Empower lay leadership. In my seven years of involvement with the Buffalo Mass Mob, and writing about most of the Mass Mob churches, I’ve been struck by the wide variation in the quality of clergy at the churches. But equally significant is the variation in the quality of lay leadership and lay organization. Churches with a stronger tradition of lay leadership are much more resilient, and are also better able to help their priests be of service, than churches without. Churches with stronger, better organized lay leadership are also better able to resist bad decisions by diocesan leadership that, sadly, seems to have developed a culture of looking for the easy way out and the path of least resistance when faced with tough situations. Empowered laity can better provide the service to others that is the original mission of the church, and also serve as a counterpoint to poor leadership in the church hierarchy.
Organize organized organizers. As Rev. Rooney showed in his lecture, one of the most powerful lessons of the life and ministry of St. Vincent de Paul is the importance of organization. After the publication of The 7 Habits of Highly Effective People, by Stephen Covey, “Covey Clubs” were all the rage, especially among business people who read the book and wanted to share and discuss its lessons with others. In a way, St.
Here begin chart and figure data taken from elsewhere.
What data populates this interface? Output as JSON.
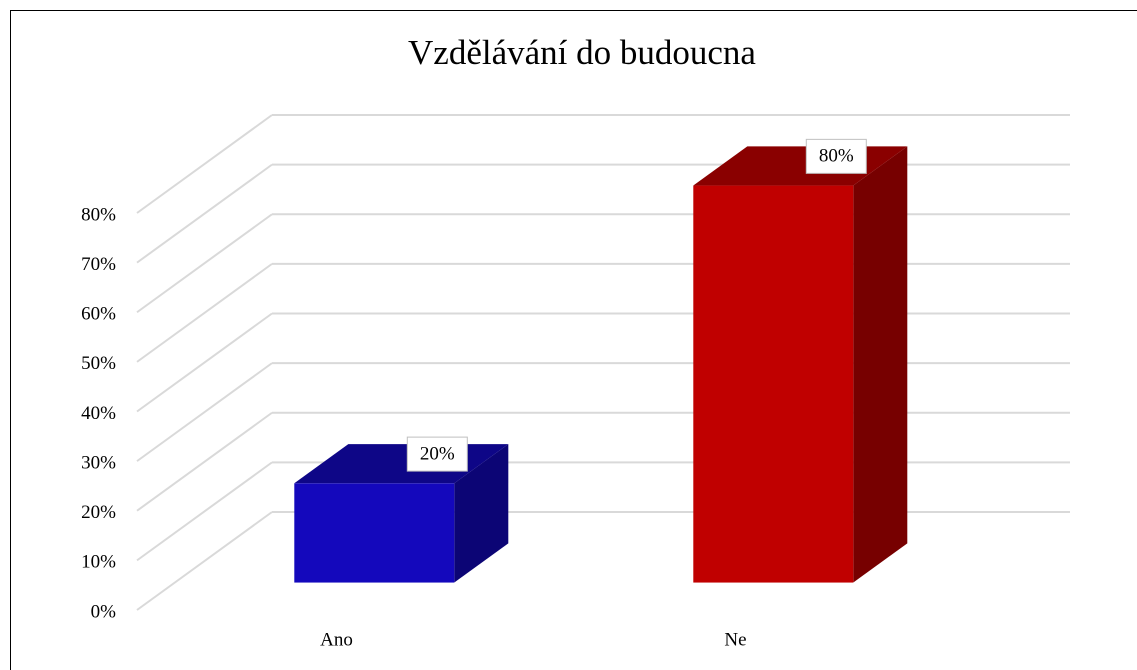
{
  "chart_data": {
    "type": "bar3d",
    "title": "Vzdělávání do budoucna",
    "categories": [
      "Ano",
      "Ne"
    ],
    "values": [
      20,
      80
    ],
    "value_labels": [
      "20%",
      "80%"
    ],
    "colors": [
      "#1408bc",
      "#c00000"
    ],
    "ylim": [
      0,
      80
    ],
    "yticks": [
      {
        "value": 0,
        "label": "0%"
      },
      {
        "value": 10,
        "label": "10%"
      },
      {
        "value": 20,
        "label": "20%"
      },
      {
        "value": 30,
        "label": "30%"
      },
      {
        "value": 40,
        "label": "40%"
      },
      {
        "value": 50,
        "label": "50%"
      },
      {
        "value": 60,
        "label": "60%"
      },
      {
        "value": 70,
        "label": "70%"
      },
      {
        "value": 80,
        "label": "80%"
      }
    ],
    "grid": true
  }
}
Vincent de Paul was a prototype of Covey, and the church “enterprises” formed by him and his associates didn’t just practice good organization but taught it.
One of the things I’ve discovered in writing about churches is that lay Catholics have fallen far behind in their ability to organize. One happy exception: the effort to keep St. Adalbert’s Church and Basilica from closing could be a case study in lay organization, were the wonderful but modest people involved willing to talk publicly about it. But unfortunately, the recent effort to keep another prominent church from closing that crumbled in large part due to leadership failures is – in my experience – more the norm than the exception.
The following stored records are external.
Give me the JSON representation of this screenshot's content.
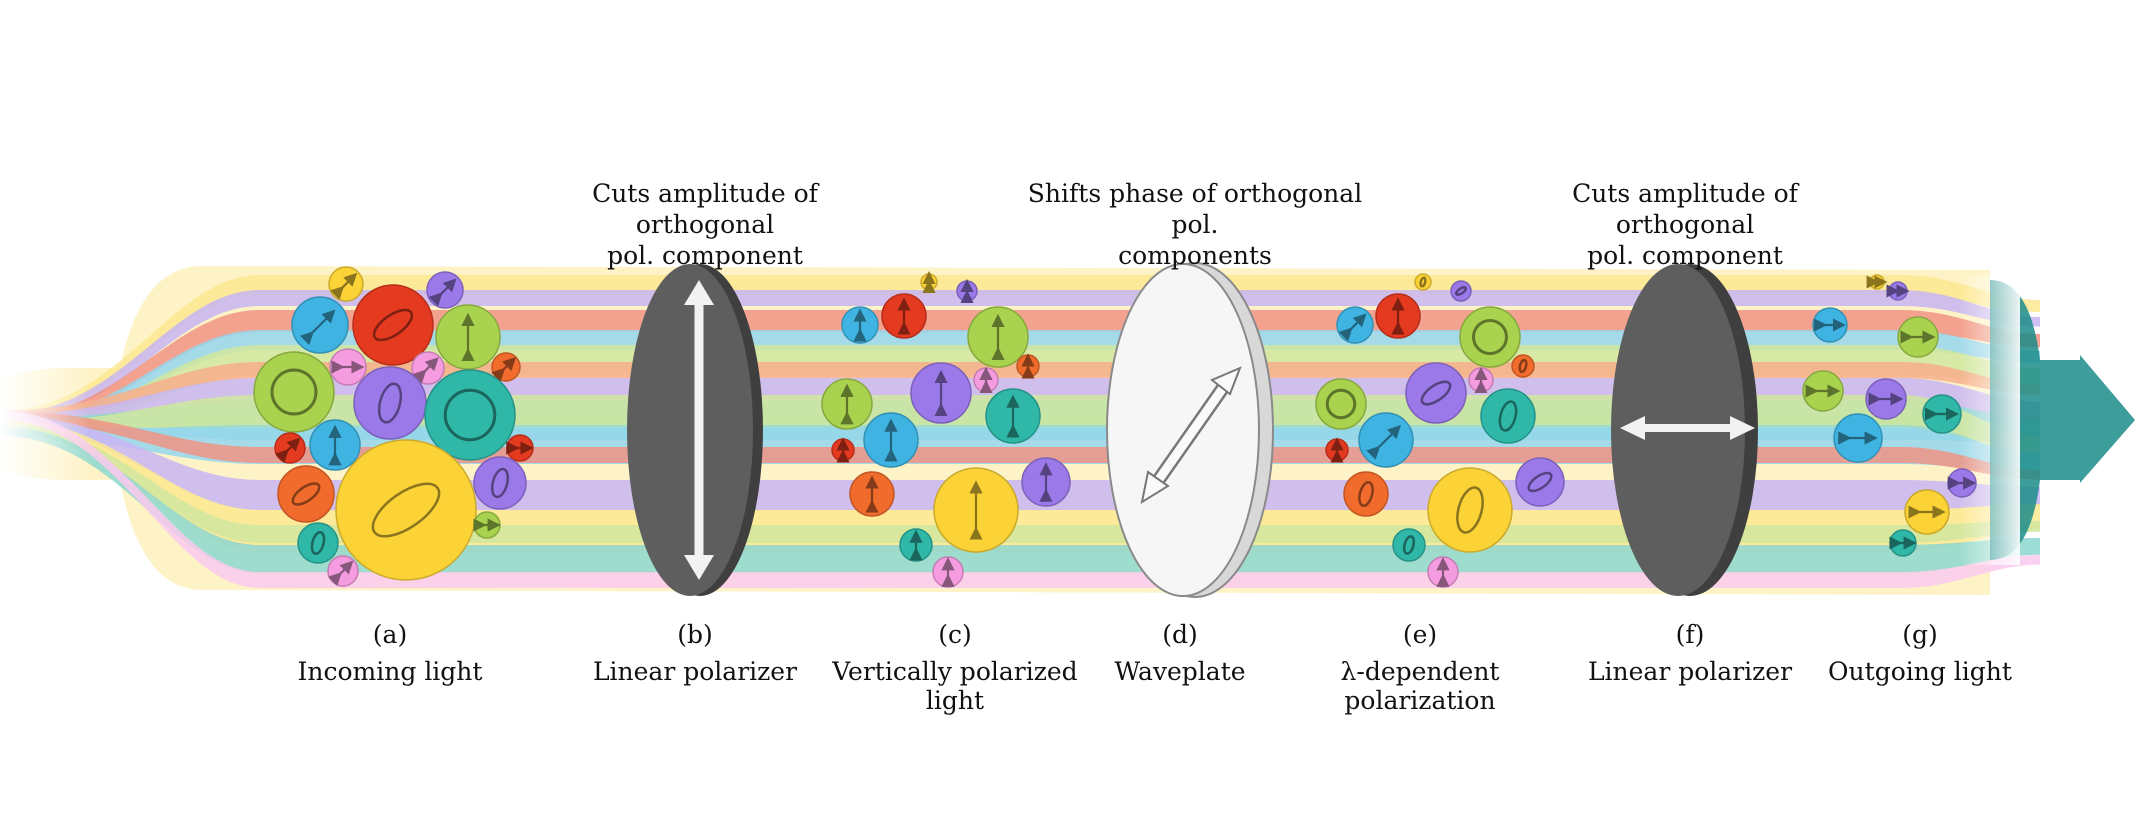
{
  "top_notes": {
    "polarizer_b": [
      "Cuts amplitude of orthogonal",
      "pol. component"
    ],
    "waveplate": [
      "Shifts phase of orthogonal pol.",
      "components"
    ],
    "polarizer_f": [
      "Cuts amplitude of orthogonal",
      "pol. component"
    ]
  },
  "stages": [
    {
      "letter": "(a)",
      "label": "Incoming light"
    },
    {
      "letter": "(b)",
      "label": "Linear polarizer"
    },
    {
      "letter": "(c)",
      "label": "Vertically polarized light"
    },
    {
      "letter": "(d)",
      "label": "Waveplate"
    },
    {
      "letter": "(e)",
      "label": "λ-dependent polarization"
    },
    {
      "letter": "(f)",
      "label": "Linear polarizer"
    },
    {
      "letter": "(g)",
      "label": "Outgoing light"
    }
  ],
  "colors": {
    "yellow": "#fcd337",
    "blue": "#3fb4e2",
    "lime": "#a9d24f",
    "red": "#e33a20",
    "purple": "#9b79e8",
    "teal": "#2fb7a8",
    "orange": "#f16c2c",
    "pink": "#f59ce0",
    "arrow_teal": "#117a78",
    "optic_dark": "#5a5a5a",
    "optic_light": "#f4f4f4"
  },
  "polarization_icons": {
    "incoming": [
      "linear-icon",
      "circular-icon",
      "elliptical-icon"
    ],
    "after_polarizer": "vertical-arrow-icon",
    "after_waveplate": [
      "circular-icon",
      "elliptical-icon",
      "diagonal-arrow-icon"
    ],
    "outgoing": "horizontal-arrow-icon"
  }
}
Everywhere I find Catholics, I find Catholics bitter and even traumatized over the decisions the Diocese has made in recent decades and the way they and their churches have been treated by their church hierarchy and clergy. At the same time, I find few Catholics ready, willing, and able to organize any effective opposition to specific situations or the state of things in general. Instead, there seems to be a sense of resignation and even learned helplessness. Even Catholics who question the motives and leadership of the Movement to Restore Trust – rightly or wrongly – show no signs of organizing a lay initiative that might better represent them and their concerns.
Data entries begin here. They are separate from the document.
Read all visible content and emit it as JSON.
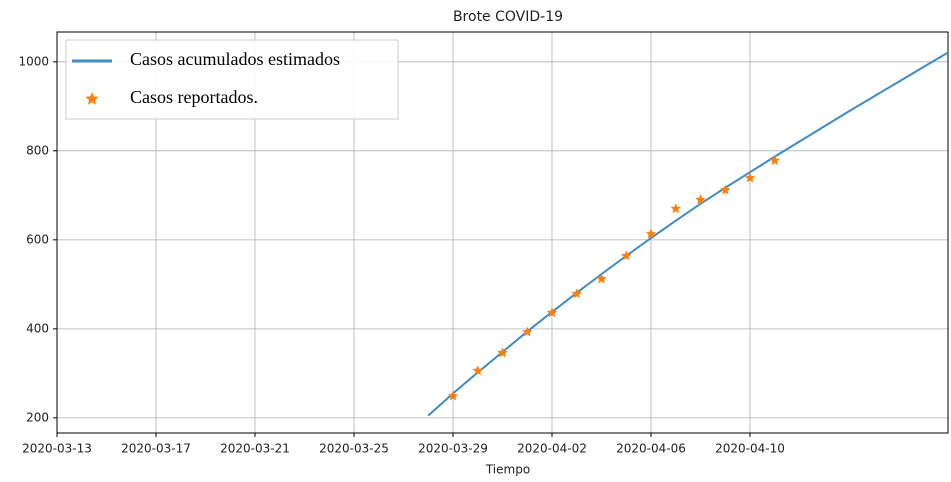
{
  "chart_data": {
    "type": "line",
    "title": "Brote COVID-19",
    "x_label": "Tiempo",
    "xlim": [
      "2020-03-13",
      "2020-04-18"
    ],
    "xticks": [
      "2020-03-13",
      "2020-03-17",
      "2020-03-21",
      "2020-03-25",
      "2020-03-29",
      "2020-04-02",
      "2020-04-06",
      "2020-04-10"
    ],
    "ylim": [
      166,
      1067
    ],
    "yticks": [
      200,
      400,
      600,
      800,
      1000
    ],
    "grid": true,
    "legend": "upper left",
    "series": [
      {
        "name": "Casos acumulados estimados",
        "color": "#3f8bc4",
        "style": "line",
        "x": [
          "2020-03-28",
          "2020-03-29",
          "2020-03-30",
          "2020-03-31",
          "2020-04-01",
          "2020-04-02",
          "2020-04-03",
          "2020-04-04",
          "2020-04-05",
          "2020-04-06",
          "2020-04-07",
          "2020-04-08",
          "2020-04-09",
          "2020-04-10",
          "2020-04-11",
          "2020-04-12",
          "2020-04-13",
          "2020-04-14",
          "2020-04-15",
          "2020-04-16",
          "2020-04-17",
          "2020-04-18"
        ],
        "values": [
          205,
          255,
          302,
          348,
          394,
          438,
          481,
          523,
          564,
          604,
          643,
          681,
          717,
          752,
          787,
          821,
          855,
          889,
          922,
          955,
          988,
          1021
        ]
      },
      {
        "name": "Casos reportados.",
        "color": "#ff7f0e",
        "style": "star",
        "x": [
          "2020-03-29",
          "2020-03-30",
          "2020-03-31",
          "2020-04-01",
          "2020-04-02",
          "2020-04-03",
          "2020-04-04",
          "2020-04-05",
          "2020-04-06",
          "2020-04-07",
          "2020-04-08",
          "2020-04-09",
          "2020-04-10",
          "2020-04-11"
        ],
        "values": [
          249,
          306,
          346,
          393,
          436,
          479,
          512,
          564,
          613,
          670,
          690,
          712,
          739,
          778
        ]
      }
    ]
  }
}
When I lived in Rochester, a coalition of Black churches organized a week-long training in non-violent organizing co-led by Dr. Bernard Lafayette, who was an organizer with Dr. King in Memphis. I took the training, and learned a lot from it. Catholics need to do the same: organizing fellow Catholics and moreover teaching them about organizing. Perhaps the Vincentians would find this a suitable part of their local mission.
What must be done? For starters, creating a new crop of Catholic leaders who are continually asking, “What must be done?”
Note: The Church on Fire: Stay With Us! Lecture and Concert Series has been postponed due to the coronavirus crisis. This includes the lecture by Sister Helen Prejean. According to organizer Michael Pitek, “New dates will be communicated once we are able to responsibly reschedule them.”